SULTRAWINN.COM, KENDARI – Penanganan perkara dugaan penipuan dan/atau penggelapan yang melibatkan anggota DPRD Konawe, Teguh Rahmat, kembali bergulir. Penyidik Polda Sulawesi Tenggara (Sultra) telah menyerahkan kembali berkas perkara tersebut kepada Jaksa Penuntut Umum (JPU) Kejaksaan Tinggi (Kejati) Sultra.

Berkas perkara Teguh Rahmat diserahkan kembali kepada JPU pada Kamis (10/9/2026) dan kini masih menunggu hasil penelitian jaksa.

Hal tersebut disampaikan Paur Mitra Subbid Penmas Bidang Humas Polda Sultra, Ipda Hasrun, saat dikonfirmasi melalui seluler, Selasa (15/9/2026).

“Menunggu hasil penelitian jaksa,” ujar Hasrun.

Dengan penyerahan kembali tersebut, kelanjutan proses hukum perkara Teguh Rahmat masih menunggu hasil penelitian JPU Kejati Sultra.

Kasus ini telah bergulir sejak 2022. Perkara bermula dari laporan seorang pengusaha, Rudi Candra, ke Polda Sultra terkait dugaan penipuan dan/atau penggelapan dalam bisnis pertambangan.

Dalam proses penyidikan, polisi menetapkan Deny Zainal dan Teguh Rahmat sebagai tersangka.

Deny Zainal telah menjalani persidangan di Pengadilan Negeri Unaaha dan divonis satu tahun empat bulan penjara pada 2024.

Sementara perkara Teguh Rahmat belum sampai ke persidangan.
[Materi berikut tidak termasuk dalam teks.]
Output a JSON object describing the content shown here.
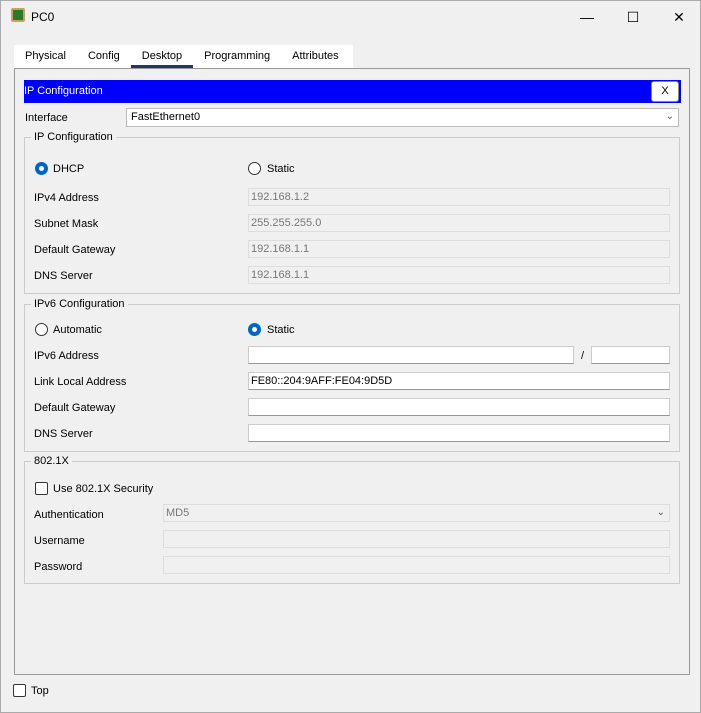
{
  "window": {
    "title": "PC0",
    "minimize": "—",
    "maximize": "☐",
    "close": "✕"
  },
  "tabs": [
    "Physical",
    "Config",
    "Desktop",
    "Programming",
    "Attributes"
  ],
  "header": {
    "title": "IP Configuration",
    "close_label": "X"
  },
  "interface": {
    "label": "Interface",
    "value": "FastEthernet0"
  },
  "ipv4": {
    "group_label": "IP Configuration",
    "dhcp": "DHCP",
    "static": "Static",
    "mode": "DHCP",
    "rows": [
      {
        "label": "IPv4 Address",
        "value": "192.168.1.2"
      },
      {
        "label": "Subnet Mask",
        "value": "255.255.255.0"
      },
      {
        "label": "Default Gateway",
        "value": "192.168.1.1"
      },
      {
        "label": "DNS Server",
        "value": "192.168.1.1"
      }
    ]
  },
  "ipv6": {
    "group_label": "IPv6 Configuration",
    "automatic": "Automatic",
    "static": "Static",
    "mode": "Static",
    "slash": "/",
    "address_label": "IPv6 Address",
    "address": "",
    "prefix": "",
    "link_local_label": "Link Local Address",
    "link_local": "FE80::204:9AFF:FE04:9D5D",
    "gateway_label": "Default Gateway",
    "gateway": "",
    "dns_label": "DNS Server",
    "dns": ""
  },
  "dot1x": {
    "group_label": "802.1X",
    "use_label": "Use 802.1X Security",
    "auth_label": "Authentication",
    "auth_value": "MD5",
    "username_label": "Username",
    "username": "",
    "password_label": "Password",
    "password": ""
  },
  "footer": {
    "top_label": "Top"
  }
}
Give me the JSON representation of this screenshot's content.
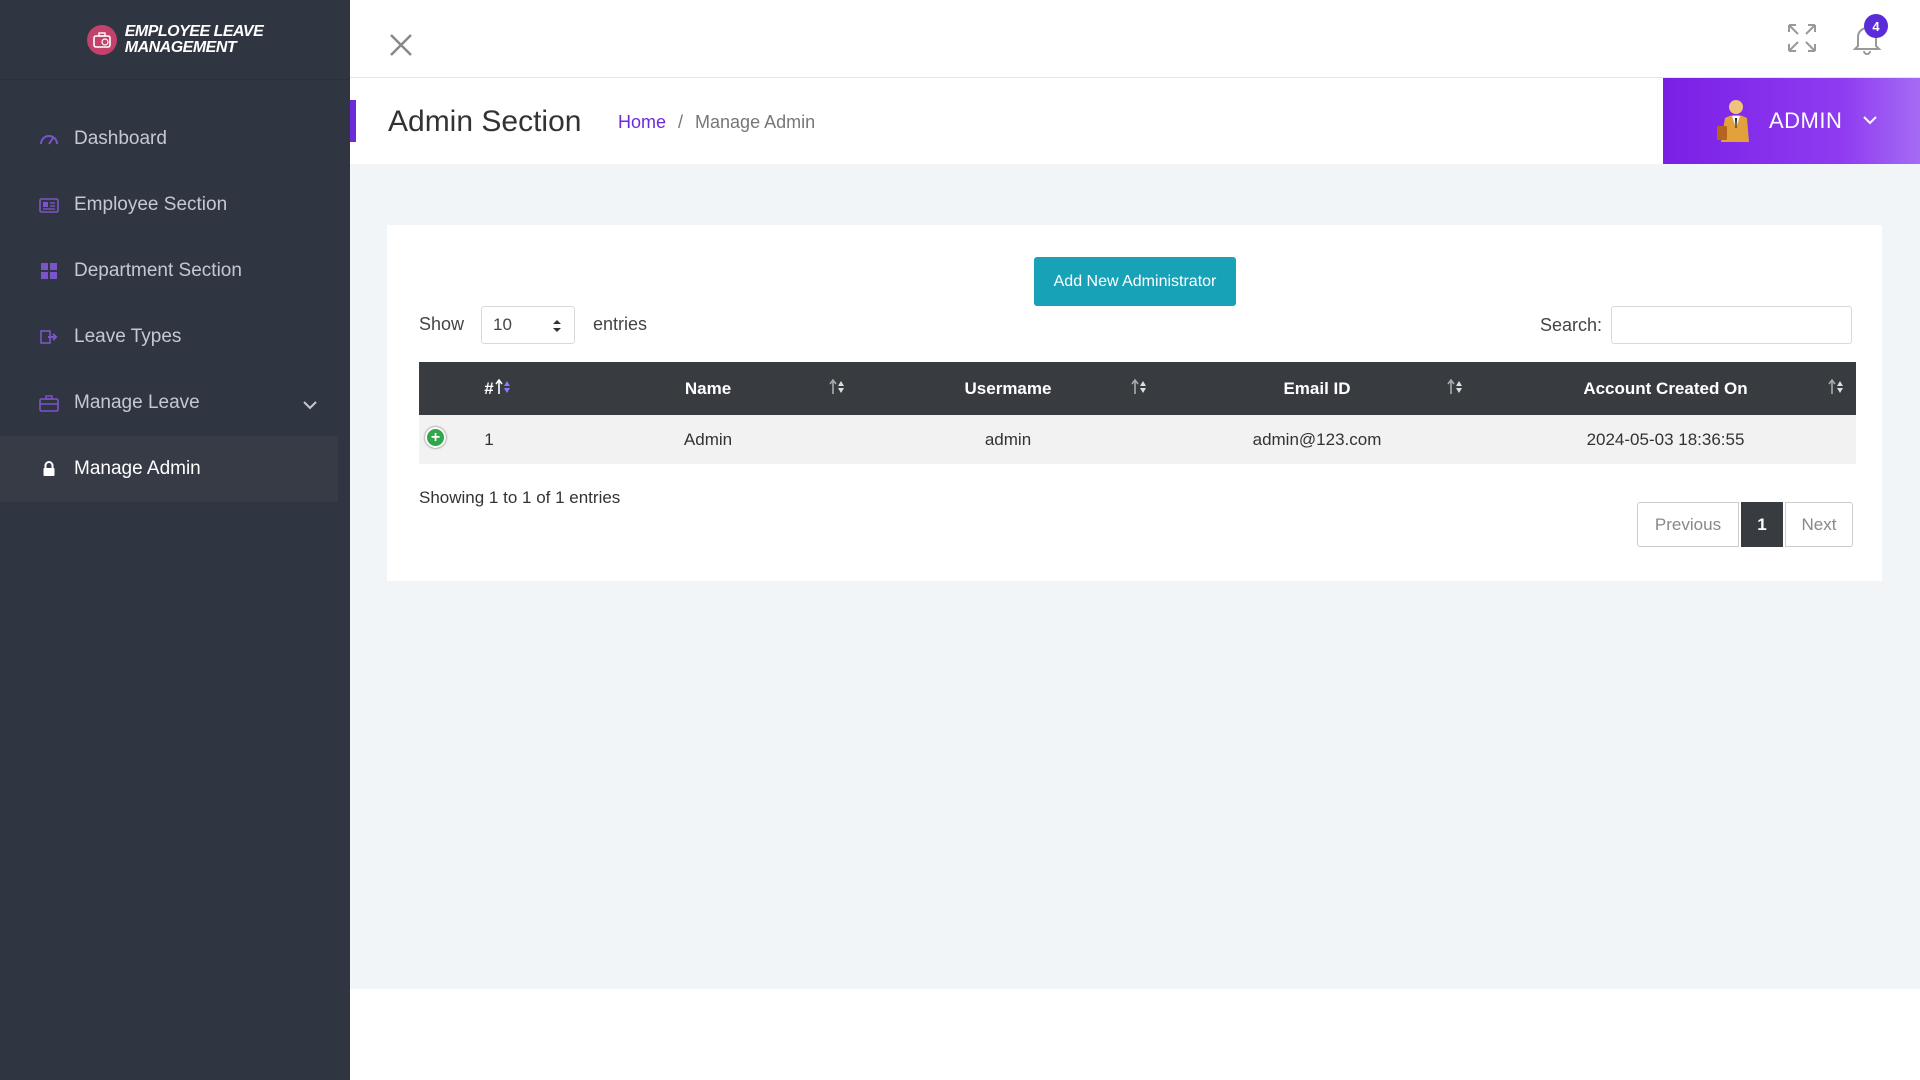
{
  "brand": {
    "line1": "Employee Leave",
    "line2": "Management"
  },
  "sidebar": {
    "items": [
      {
        "label": "Dashboard",
        "icon": "dashboard-icon"
      },
      {
        "label": "Employee Section",
        "icon": "id-card-icon"
      },
      {
        "label": "Department Section",
        "icon": "grid-icon"
      },
      {
        "label": "Leave Types",
        "icon": "sign-out-icon"
      },
      {
        "label": "Manage Leave",
        "icon": "briefcase-icon"
      },
      {
        "label": "Manage Admin",
        "icon": "lock-icon"
      }
    ]
  },
  "topbar": {
    "notification_count": "4"
  },
  "header": {
    "title": "Admin Section",
    "breadcrumb": {
      "home": "Home",
      "separator": "/",
      "current": "Manage Admin"
    },
    "user": "ADMIN"
  },
  "colors": {
    "accent": "#6c2bd9",
    "sidebar": "#303641",
    "button": "#17a2b8",
    "table_header": "#383c41"
  },
  "controls": {
    "add_button": "Add New Administrator",
    "show_label": "Show",
    "page_size": "10",
    "entries_label": "entries",
    "search_label": "Search:"
  },
  "table": {
    "headers": [
      "#",
      "Name",
      "Usermame",
      "Email ID",
      "Account Created On"
    ],
    "rows": [
      {
        "num": "1",
        "name": "Admin",
        "username": "admin",
        "email": "admin@123.com",
        "created": "2024-05-03 18:36:55"
      }
    ]
  },
  "footer": {
    "info": "Showing 1 to 1 of 1 entries",
    "prev": "Previous",
    "page": "1",
    "next": "Next"
  }
}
Berkas perkaranya sempat dikembalikan jaksa kepada penyidik untuk dilengkapi berdasarkan petunjuk JPU.

Perkembangan perkara tersebut sebelumnya mendapat perhatian dari Kepala Kejati Sultra, Dr Sugeng Riyanta SH MH. Ia menyatakan akan mengecek langsung status penanganan perkara tersebut.

“Siapa nama tersangkanya, yang sidik siapa? Nanti saya cek ya, karena sekarang KUHAP baru nggak boleh bolak-balik (berkasnya),” ujar Sugeng beberapa waktu lalu.

Sugeng juga mengatakan telah memerintahkan Asisten Pidana Umum (Aspidum) bersama tim JPU untuk terlibat sejak awal proses penyidikan melalui koordinasi dengan penyidik.

“Saya sudah perintahkan Aspidum dan Tim JPU untuk aktif terlibat sejak awal penyidikan dengan mekanisme koordinasi intensif dengan penyidik,” katanya.